Why is that? Why do they have a connection to an item or a person but leave it stuck on the same shelf it started on.

An escape could be a good thing.

To jump from the shelf, exploring and finding something to fix the hole where they once were.

Before they left.

Before you were stuck on the shelf, by yourself, sitting alone wondering what kind of escape from this hellish world would be best for you.

In my case.

Drinking.

I drink to rid of my issues, to find places for those I've been missing for a long time.

Outlets, ways you can speak to those around you and get help. I have multiple but a cry for help gets you pity.

It gets you nowhere.

It gets me the same damn questions I'm asked by my sister.

Do you feel okay? Is your depression worse or better? Did you leave your room today?

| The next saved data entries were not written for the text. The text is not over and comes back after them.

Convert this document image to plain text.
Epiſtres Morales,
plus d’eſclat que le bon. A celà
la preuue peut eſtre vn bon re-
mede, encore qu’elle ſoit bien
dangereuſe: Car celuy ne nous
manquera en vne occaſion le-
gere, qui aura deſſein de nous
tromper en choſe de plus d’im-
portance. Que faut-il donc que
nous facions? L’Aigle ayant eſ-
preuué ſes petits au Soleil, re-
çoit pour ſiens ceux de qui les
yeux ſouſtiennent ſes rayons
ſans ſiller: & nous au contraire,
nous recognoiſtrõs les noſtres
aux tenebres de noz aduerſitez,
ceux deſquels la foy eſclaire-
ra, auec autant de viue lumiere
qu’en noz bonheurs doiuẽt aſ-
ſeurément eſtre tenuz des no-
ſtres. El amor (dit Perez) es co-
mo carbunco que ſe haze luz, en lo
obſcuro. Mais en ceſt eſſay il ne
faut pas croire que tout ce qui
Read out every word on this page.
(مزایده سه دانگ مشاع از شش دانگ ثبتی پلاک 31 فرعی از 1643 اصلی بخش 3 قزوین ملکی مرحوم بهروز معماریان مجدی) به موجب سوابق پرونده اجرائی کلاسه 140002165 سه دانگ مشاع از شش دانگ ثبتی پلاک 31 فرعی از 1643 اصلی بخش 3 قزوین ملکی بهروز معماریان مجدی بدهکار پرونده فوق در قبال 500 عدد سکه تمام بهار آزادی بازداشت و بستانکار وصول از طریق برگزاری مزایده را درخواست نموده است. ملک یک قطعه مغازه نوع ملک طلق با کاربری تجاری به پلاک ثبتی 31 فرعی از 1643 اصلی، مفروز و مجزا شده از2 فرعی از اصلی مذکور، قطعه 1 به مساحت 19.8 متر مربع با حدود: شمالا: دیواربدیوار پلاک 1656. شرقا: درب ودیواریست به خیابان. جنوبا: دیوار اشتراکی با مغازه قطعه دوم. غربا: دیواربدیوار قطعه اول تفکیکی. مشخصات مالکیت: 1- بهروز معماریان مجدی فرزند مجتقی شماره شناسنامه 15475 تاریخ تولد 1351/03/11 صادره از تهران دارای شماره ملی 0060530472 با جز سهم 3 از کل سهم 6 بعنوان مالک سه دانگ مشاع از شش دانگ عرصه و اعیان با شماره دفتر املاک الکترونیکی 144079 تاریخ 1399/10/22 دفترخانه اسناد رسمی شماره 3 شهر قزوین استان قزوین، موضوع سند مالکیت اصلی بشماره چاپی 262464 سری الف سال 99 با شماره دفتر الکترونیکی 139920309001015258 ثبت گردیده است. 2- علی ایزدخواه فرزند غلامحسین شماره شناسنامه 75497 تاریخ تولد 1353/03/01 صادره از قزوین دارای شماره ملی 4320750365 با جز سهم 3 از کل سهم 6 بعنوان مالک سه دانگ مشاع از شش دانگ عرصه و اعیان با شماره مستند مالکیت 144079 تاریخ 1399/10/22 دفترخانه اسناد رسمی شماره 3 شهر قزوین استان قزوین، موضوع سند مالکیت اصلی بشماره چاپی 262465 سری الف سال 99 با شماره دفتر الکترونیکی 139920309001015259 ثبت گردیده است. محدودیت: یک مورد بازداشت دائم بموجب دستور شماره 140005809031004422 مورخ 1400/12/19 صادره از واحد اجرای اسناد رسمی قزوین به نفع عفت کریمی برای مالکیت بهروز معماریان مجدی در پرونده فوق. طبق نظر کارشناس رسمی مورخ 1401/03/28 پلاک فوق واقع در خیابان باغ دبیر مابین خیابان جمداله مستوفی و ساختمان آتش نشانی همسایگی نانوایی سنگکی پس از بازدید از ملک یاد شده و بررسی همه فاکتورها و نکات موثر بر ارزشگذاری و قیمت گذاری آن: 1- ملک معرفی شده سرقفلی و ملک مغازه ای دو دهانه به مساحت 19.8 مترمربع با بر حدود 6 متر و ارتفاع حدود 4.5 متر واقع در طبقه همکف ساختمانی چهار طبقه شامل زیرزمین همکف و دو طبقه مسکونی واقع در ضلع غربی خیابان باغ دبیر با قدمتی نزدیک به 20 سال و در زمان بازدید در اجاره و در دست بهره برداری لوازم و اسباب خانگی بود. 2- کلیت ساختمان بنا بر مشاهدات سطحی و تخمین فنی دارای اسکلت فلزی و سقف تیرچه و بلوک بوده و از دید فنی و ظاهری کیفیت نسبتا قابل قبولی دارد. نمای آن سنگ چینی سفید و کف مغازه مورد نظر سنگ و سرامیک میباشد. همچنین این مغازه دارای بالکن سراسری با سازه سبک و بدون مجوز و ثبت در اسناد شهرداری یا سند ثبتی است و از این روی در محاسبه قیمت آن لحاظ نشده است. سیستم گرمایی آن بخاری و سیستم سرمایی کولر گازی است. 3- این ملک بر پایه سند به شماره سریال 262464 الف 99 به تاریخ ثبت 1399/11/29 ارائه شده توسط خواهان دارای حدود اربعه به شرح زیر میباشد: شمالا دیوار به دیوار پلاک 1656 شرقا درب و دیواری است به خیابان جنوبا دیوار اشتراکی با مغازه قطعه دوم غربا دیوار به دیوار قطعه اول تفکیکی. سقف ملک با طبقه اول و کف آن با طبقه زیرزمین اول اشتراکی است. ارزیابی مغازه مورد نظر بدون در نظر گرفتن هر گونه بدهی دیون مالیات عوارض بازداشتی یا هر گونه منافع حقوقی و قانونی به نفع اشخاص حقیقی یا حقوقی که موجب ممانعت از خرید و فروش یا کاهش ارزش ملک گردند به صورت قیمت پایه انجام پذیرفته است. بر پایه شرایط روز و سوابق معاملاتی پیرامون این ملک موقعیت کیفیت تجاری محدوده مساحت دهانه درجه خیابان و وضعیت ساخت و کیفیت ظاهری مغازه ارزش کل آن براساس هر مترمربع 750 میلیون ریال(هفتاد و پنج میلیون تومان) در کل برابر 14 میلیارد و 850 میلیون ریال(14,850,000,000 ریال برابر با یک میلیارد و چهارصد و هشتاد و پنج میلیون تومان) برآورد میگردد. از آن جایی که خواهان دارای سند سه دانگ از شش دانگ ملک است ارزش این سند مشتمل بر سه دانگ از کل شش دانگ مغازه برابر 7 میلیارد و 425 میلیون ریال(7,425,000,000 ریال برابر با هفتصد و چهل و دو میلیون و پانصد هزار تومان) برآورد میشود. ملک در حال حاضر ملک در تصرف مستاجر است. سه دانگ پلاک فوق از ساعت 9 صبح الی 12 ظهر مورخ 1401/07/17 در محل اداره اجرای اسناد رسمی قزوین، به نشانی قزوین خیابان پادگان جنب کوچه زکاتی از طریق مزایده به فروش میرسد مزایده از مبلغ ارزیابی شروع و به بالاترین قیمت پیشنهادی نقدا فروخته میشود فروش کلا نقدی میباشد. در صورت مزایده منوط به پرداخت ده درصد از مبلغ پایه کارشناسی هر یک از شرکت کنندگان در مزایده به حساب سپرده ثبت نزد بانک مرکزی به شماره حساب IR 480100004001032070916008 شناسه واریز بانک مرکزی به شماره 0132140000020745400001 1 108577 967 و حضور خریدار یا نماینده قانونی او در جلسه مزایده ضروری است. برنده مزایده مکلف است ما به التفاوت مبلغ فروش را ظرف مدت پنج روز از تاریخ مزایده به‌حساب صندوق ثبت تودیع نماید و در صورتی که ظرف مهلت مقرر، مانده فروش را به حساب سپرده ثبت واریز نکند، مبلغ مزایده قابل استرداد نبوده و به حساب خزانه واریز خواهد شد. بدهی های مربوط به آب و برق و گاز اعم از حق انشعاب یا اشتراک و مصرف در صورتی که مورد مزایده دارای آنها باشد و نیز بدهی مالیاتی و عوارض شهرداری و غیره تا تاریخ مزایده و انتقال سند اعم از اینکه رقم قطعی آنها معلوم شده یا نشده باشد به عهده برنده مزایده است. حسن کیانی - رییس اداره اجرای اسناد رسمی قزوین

There is one outlet that doesn't ask questions or make me feel bad for not leaving my room.

Alcohol.

I know they care, Beth, Eden, and River.

But care and trust are opposites.

When I care for someone I give them space or help them when they need it. I let them trust I will be there for them when they need it.

I feel like a burden when care comes into the scenario.

I feel trapped, like Eden tells me, "You'll get worse if you don't try to get better."

What does she believe I've tried to do?

I try to get out of bed, I try to not rely on alcohol to make me happy, I try to come out of my room, and I try to trust them.